Though most people only know Helen Keller as a girl who managed to overcome being deaf, blind, and (as a result) mute, Keller actually was a pretty phenomenal activist. Keller was a champion for the disabled, an early advocate of feminism, one of the founders of the ACLU, a dedicated pacifist (which I admire, even if I don’t agree with it), and- you guessed it- an outspoken Socialist.
“Some years ago I met a gentleman who was introduced to me as Mr. McKelway, editor of the Brooklyn Eagle … At the time the compliments that he paid me were so generous that I blush to remember them. But now that I have come out for Socialism he reminds me and the public that I am deaf and blind and especially liable to error…”
An icon of American literature, you probably know London from such classics as Call Of The Wild or White Fang. What you probably don’t know him from are such works as The War of the Classes and Revolution, and Other Essays. Yep, Mr. Rugged Individualism himself was a prominent Marxist.
You might not have heard of his name, but you’ve almost certainly heard of his works. Larsson was the author of The Girl With The Dragon Tattoo. Though grappling with the dark issues of rape, misogyny, and modern-day slavery, Larsson was no armchair activist. In the late 70s, Larrson traveled to Africa and helped train an all-female squad of Eritrian rebels during their war for independence from Ethiopia. After returning to Sweden, Larrson became an intrepid investigative journalist and attempted to combat the rising white-supremacist currents in Swedish culture and society until his death in 2004.
I’d be surprised if you recognized this name. You might not even recognize her by “Joy Lewis,” until I said that’s Lewis as in “C.S. Lewis.”
Yep, the guy held by Western Christians as the most important theologian and writer since Saint Augustine was married to a member of the American Communist Party.
Although a fervent Communist writer early in her life, Joy Lewis joined and left the American Communist Party with her first husband (whom she later divorced). Obviously, I can’t say if she stayed a Socialist into her final years, but I can’t imagine that she simply recanted the beliefs she held for the vast majority of life. One way or another, it’s always funny to reveal this fact to a social-conservative and watch him or her suddenly have an existential crisis.
Also, My Favorite Movie Of All Time…
The Trotsky is good.
In a day and age where Adam Sandler gets to steal over 200,000,000 dollars for making fart jokes, we have a movie that shows that comedies can be actually funny and smart and have a half-decent message on top. If you haven’t seen The Trotksy– do it. Regardless of whether or not you wave red or black flags, you should get a kick out of it just for what it is.

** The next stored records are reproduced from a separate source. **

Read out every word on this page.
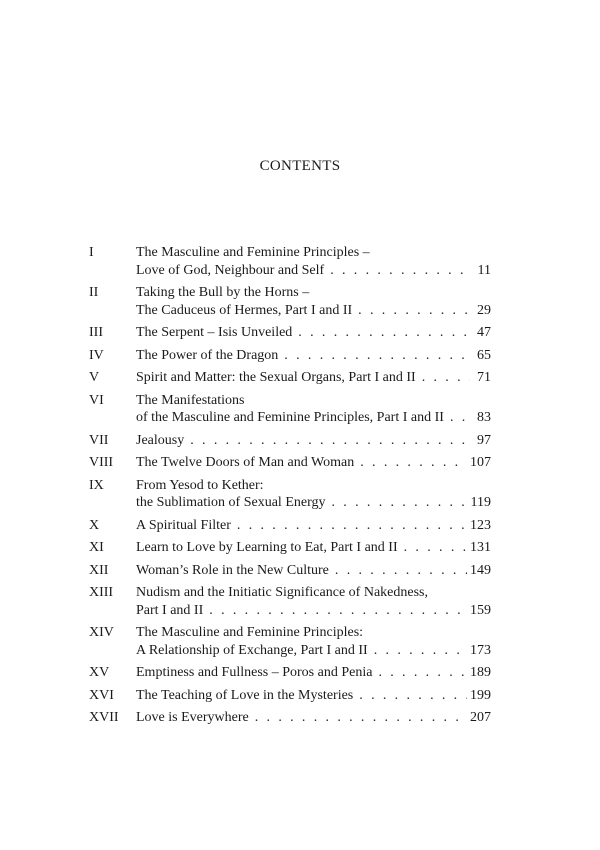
CONTENTS
I	The Masculine and Feminine Principles –
Love of God, Neighbour and Self . . .	11
II	Taking the Bull by the Horns –
The Caduceus of Hermes, Part I and II . . .	29
III	The Serpent – Isis Unveiled . . .	47
IV	The Power of the Dragon . . .	65
V	Spirit and Matter: the Sexual Organs, Part I and II . . .	71
VI	The Manifestations
of the Masculine and Feminine Principles, Part I and II . . . 83
VII	Jealousy . . .	97
VIII	The Twelve Doors of Man and Woman . . .	107
IX	From Yesod to Kether:
the Sublimation of Sexual Energy . . .	119
X	A Spiritual Filter . . .	123
XI	Learn to Love by Learning to Eat, Part I and II . . .	131
XII	Woman’s Role in the New Culture . . .	149
XIII	Nudism and the Initiatic Significance of Nakedness,
Part I and II . . .	159
XIV	The Masculine and Feminine Principles:
A Relationship of Exchange, Part I and II . . .	173
XV	Emptiness and Fullness – Poros and Penia . . .	189
XVI	The Teaching of Love in the Mysteries . . .	199
XVII	Love is Everywhere . . .	207
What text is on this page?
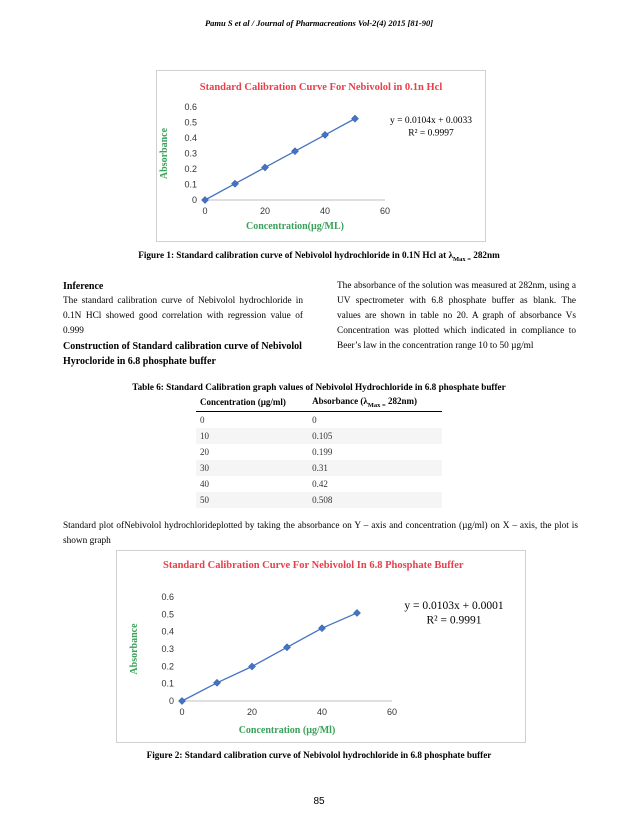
Pamu S et al / Journal of Pharmacreations Vol-2(4) 2015 [81-90]
Standard Calibration Curve For Nebivolol in 0.1n Hcl
0
0.1
0.2
0.3
0.4
0.5
0.6
0	20	40	60
Concentration(µg/ML)
Absorbance
y = 0.0104x + 0.0033
R² = 0.9997
Figure 1: Standard calibration curve of Nebivolol hydrochloride in 0.1N Hcl at $\lambda_{Max =}$ 282nm
Inference

The standard calibration curve of Nebivolol hydrochloride in 0.1N HCl showed good correlation with regression value of 0.999

Construction of Standard calibration curve of Nebivolol Hyrocloride in 6.8 phosphate buffer

The absorbance of the solution was measured at 282nm, using a UV spectrometer with 6.8 phosphate buffer as blank. The values are shown in table no 20. A graph of absorbance Vs Concentration was plotted which indicated in compliance to Beer’s law in the concentration range 10 to 50 µg/ml

Table 6: Standard Calibration graph values of Nebivolol Hydrochloride in 6.8 phosphate buffer
Concentration (µg/ml)	Absorbance ($\lambda_{Max =}$ 282nm)
0	0
10	0.105
20	0.199
30	0.31
40	0.42
50	0.508
Standard plot ofNebivolol hydrochlorideplotted by taking the absorbance on Y – axis and concentration (µg/ml) on X – axis, the plot is shown graph
Standard Calibration Curve For Nebivolol In 6.8 Phosphate Buffer
0
0.1
0.2
0.3
0.4
0.5
0.6
0	20	40	60
Concentration (µg/Ml)
Absorbance
y = 0.0103x + 0.0001
R² = 0.9991
Figure 2: Standard calibration curve of Nebivolol hydrochloride in 6.8 phosphate buffer
85
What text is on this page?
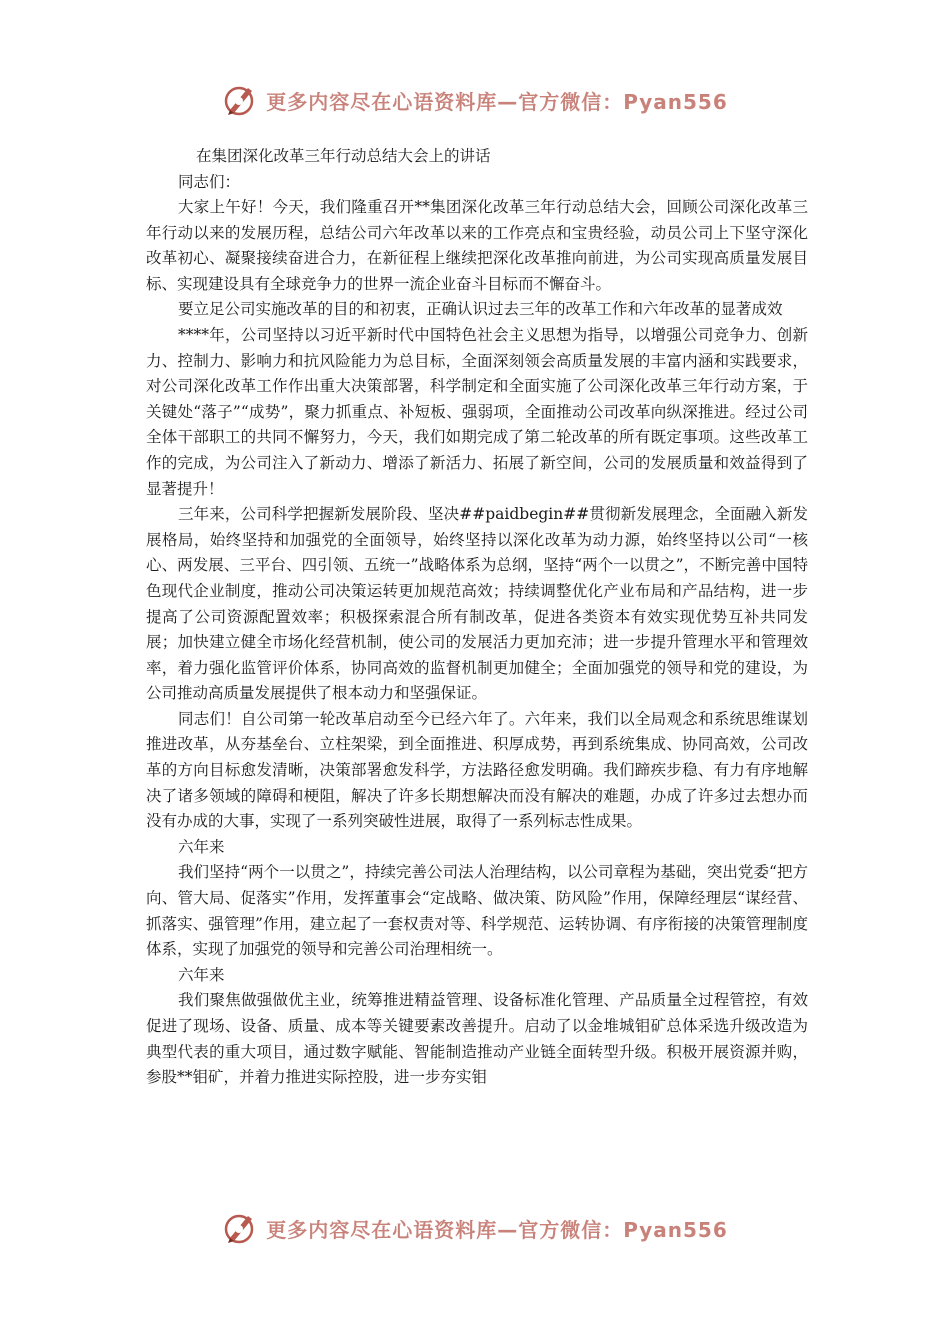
更多内容尽在心语资料库—官方微信：Pyan556

在集团深化改革三年行动总结大会上的讲话

同志们：

大家上午好！今天，我们隆重召开**集团深化改革三年行动总结大会，回顾公司深化改革三年行动以来的发展历程，总结公司六年改革以来的工作亮点和宝贵经验，动员公司上下坚守深化改革初心、凝聚接续奋进合力，在新征程上继续把深化改革推向前进，为公司实现高质量发展目标、实现建设具有全球竞争力的世界一流企业奋斗目标而不懈奋斗。

要立足公司实施改革的目的和初衷，正确认识过去三年的改革工作和六年改革的显著成效

****年，公司坚持以习近平新时代中国特色社会主义思想为指导，以增强公司竞争力、创新力、控制力、影响力和抗风险能力为总目标，全面深刻领会高质量发展的丰富内涵和实践要求，对公司深化改革工作作出重大决策部署，科学制定和全面实施了公司深化改革三年行动方案，于关键处“落子”“成势”，聚力抓重点、补短板、强弱项，全面推动公司改革向纵深推进。经过公司全体干部职工的共同不懈努力，今天，我们如期完成了第二轮改革的所有既定事项。这些改革工作的完成，为公司注入了新动力、增添了新活力、拓展了新空间，公司的发展质量和效益得到了显著提升！

三年来，公司科学把握新发展阶段、坚决##paidbegin##贯彻新发展理念，全面融入新发展格局，始终坚持和加强党的全面领导，始终坚持以深化改革为动力源，始终坚持以公司“一核心、两发展、三平台、四引领、五统一”战略体系为总纲，坚持“两个一以贯之”，不断完善中国特色现代企业制度，推动公司决策运转更加规范高效；持续调整优化产业布局和产品结构，进一步提高了公司资源配置效率；积极探索混合所有制改革，促进各类资本有效实现优势互补共同发展；加快建立健全市场化经营机制，使公司的发展活力更加充沛；进一步提升管理水平和管理效率，着力强化监管评价体系，协同高效的监督机制更加健全；全面加强党的领导和党的建设，为公司推动高质量发展提供了根本动力和坚强保证。

同志们！自公司第一轮改革启动至今已经六年了。六年来，我们以全局观念和系统思维谋划推进改革，从夯基垒台、立柱架梁，到全面推进、积厚成势，再到系统集成、协同高效，公司改革的方向目标愈发清晰，决策部署愈发科学，方法路径愈发明确。我们蹄疾步稳、有力有序地解决了诸多领域的障碍和梗阻，解决了许多长期想解决而没有解决的难题，办成了许多过去想办而没有办成的大事，实现了一系列突破性进展，取得了一系列标志性成果。

六年来

我们坚持“两个一以贯之”，持续完善公司法人治理结构，以公司章程为基础，突出党委“把方向、管大局、促落实”作用，发挥董事会“定战略、做决策、防风险”作用，保障经理层“谋经营、抓落实、强管理”作用，建立起了一套权责对等、科学规范、运转协调、有序衔接的决策管理制度体系，实现了加强党的领导和完善公司治理相统一。

六年来

我们聚焦做强做优主业，统筹推进精益管理、设备标准化管理、产品质量全过程管控，有效促进了现场、设备、质量、成本等关键要素改善提升。启动了以金堆城钼矿总体采选升级改造为典型代表的重大项目，通过数字赋能、智能制造推动产业链全面转型升级。积极开展资源并购，参股**钼矿，并着力推进实际控股，进一步夯实钼

更多内容尽在心语资料库—官方微信：Pyan556
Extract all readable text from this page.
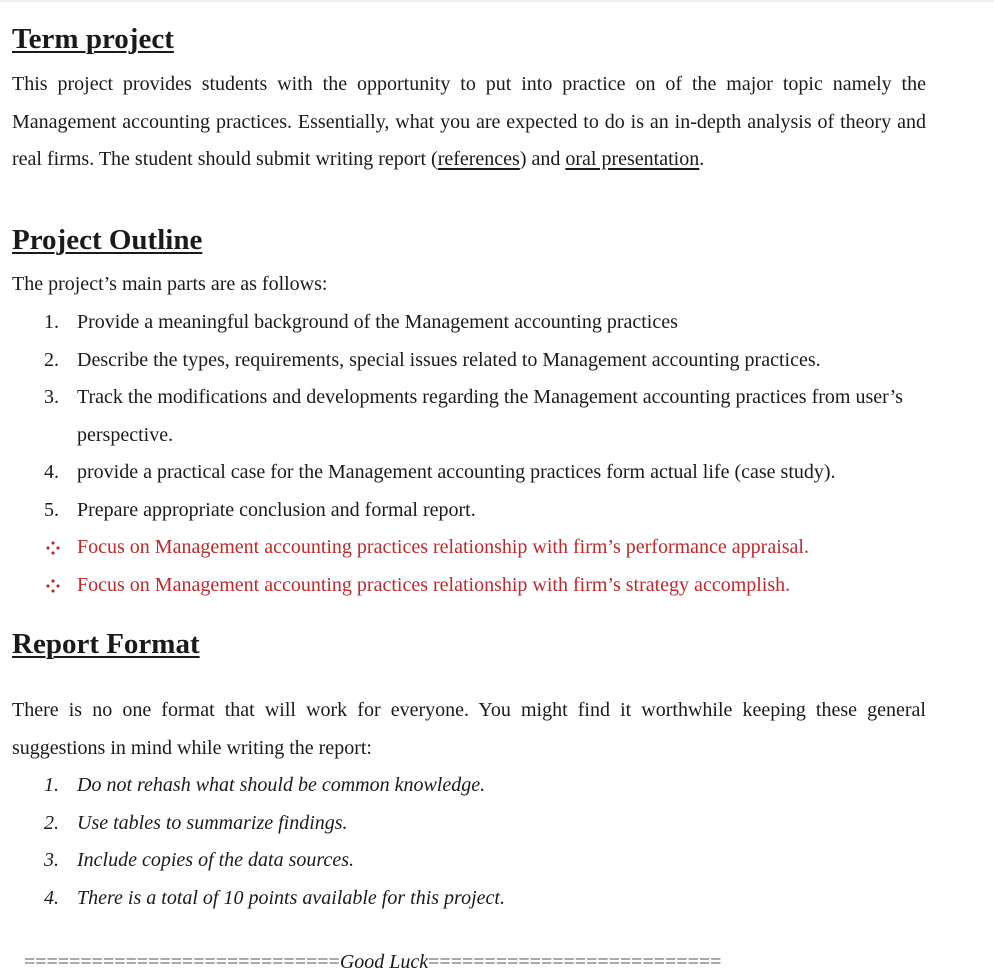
Term project

This project provides students with the opportunity to put into practice on of the major topic namely the Management accounting practices. Essentially, what you are expected to do is an in-depth analysis of theory and real firms. The student should submit writing report (references) and oral presentation.

Project Outline

The project’s main parts are as follows:

1. Provide a meaningful background of the Management accounting practices
2. Describe the types, requirements, special issues related to Management accounting practices.
3. Track the modifications and developments regarding the Management accounting practices from user’s perspective.
4. provide a practical case for the Management accounting practices form actual life (case study).
5. Prepare appropriate conclusion and formal report.
Focus on Management accounting practices relationship with firm’s performance appraisal.
Focus on Management accounting practices relationship with firm’s strategy accomplish.
Report Format

There is no one format that will work for everyone. You might find it worthwhile keeping these general suggestions in mind while writing the report:

1. Do not rehash what should be common knowledge.
2. Use tables to summarize findings.
3. Include copies of the data sources.
4. There is a total of 10 points available for this project.
============================Good Luck==========================
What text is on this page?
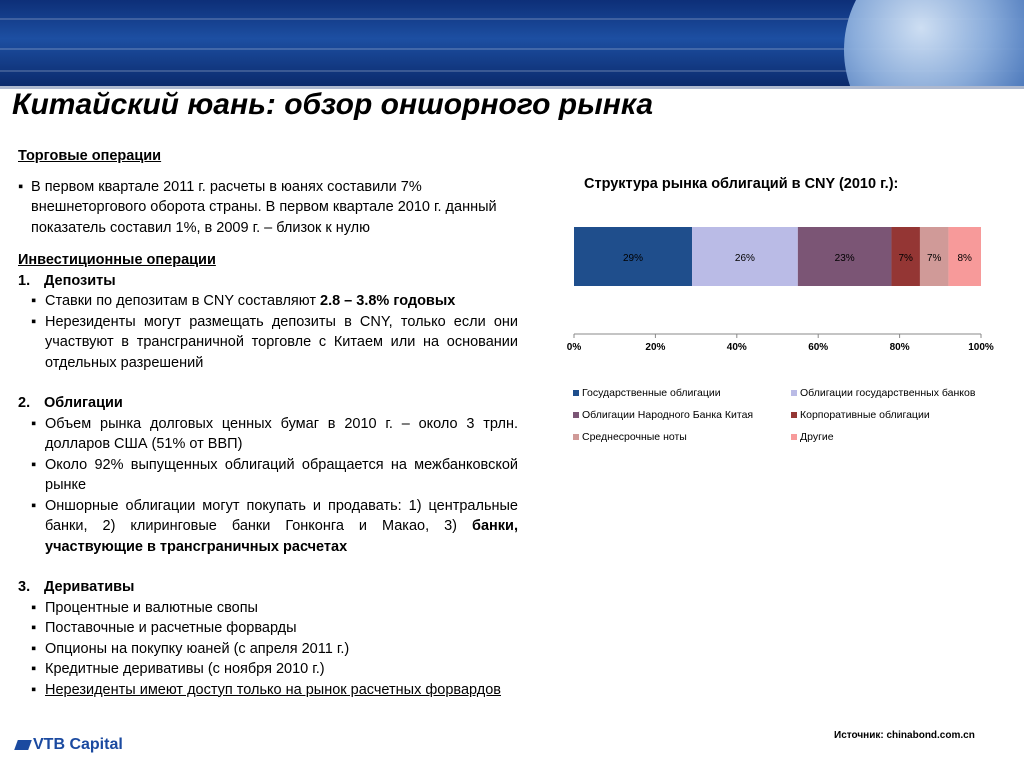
Китайский юань: обзор оншорного рынка
Торговые операции
▪ В первом квартале 2011 г. расчеты в юанях составили 7% внешнеторгового оборота страны. В первом квартале 2010 г. данный показатель составил 1%, в 2009 г. – близок к нулю
Инвестиционные операции
1. Депозиты
▪ Ставки по депозитам в CNY составляют 2.8 – 3.8% годовых
▪ Нерезиденты могут размещать депозиты в CNY, только если они участвуют в трансграничной торговле с Китаем или на основании отдельных разрешений
2. Облигации
▪ Объем рынка долговых ценных бумаг в 2010 г. – около 3 трлн. долларов США (51% от ВВП)
▪ Около 92% выпущенных облигаций обращается на межбанковской рынке
▪ Оншорные облигации могут покупать и продавать: 1) центральные банки, 2) клиринговые банки Гонконга и Макао, 3) банки, участвующие в трансграничных расчетах
3. Деривативы
▪ Процентные и валютные свопы
▪ Поставочные и расчетные форварды
▪ Опционы на покупку юаней (с апреля 2011 г.)
▪ Кредитные деривативы (с ноября 2010 г.)
▪ Нерезиденты имеют доступ только на рынок расчетных форвардов
Структура рынка облигаций в CNY (2010 г.):
29%	26%	23%	7% 7% 8%
0%	20%	40%	60%	80%	100%
Государственные облигации	Облигации государственных банков
Облигации Народного Банка Китая	Корпоративные облигации
Среднесрочные ноты	Другие
Источник: chinabond.com.cn
VTB Capital
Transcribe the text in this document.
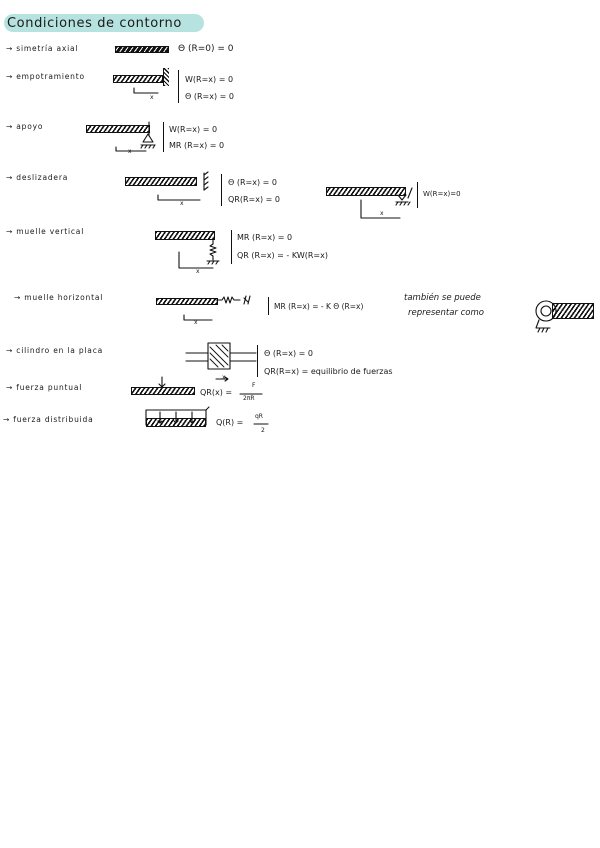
Condiciones de contorno
→ simetría axial	Θ (R=0) = 0
→ empotramiento
x
W(R=x) = 0
Θ (R=x) = 0
→ apoyo
x
W(R=x) = 0
MR (R=x) = 0
→ deslizadera
x
Θ (R=x) = 0
QR(R=x) = 0
x
W(R=x)=0
→ muelle vertical
x
MR (R=x) = 0
QR (R=x) = - KW(R=x)
→ muelle horizontal
x
MR (R=x) = - K Θ (R=x)
también se puede
representar como
→ cilindro en la placa
x
Θ (R=x) = 0
QR(R=x) = equilibrio de fuerzas
→ fuerza puntual
QR(x) =
F
2πR
→ fuerza distribuida	Q(R) =
qR
2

Lastly, This Meme, Which I Have Inserted For No Reason In Particular
Hasta La Victoria Siempre
Well, that’s just about the extent of my crazed ramblings for today. I’ve just received a “happy birthday” e-mail from my student loan provider, which is kinda like getting a cigar offered to you by a mafia don. I’m going to take it as a sign that the struggle goes on, so to one and all on this labor day, viva la revolucion!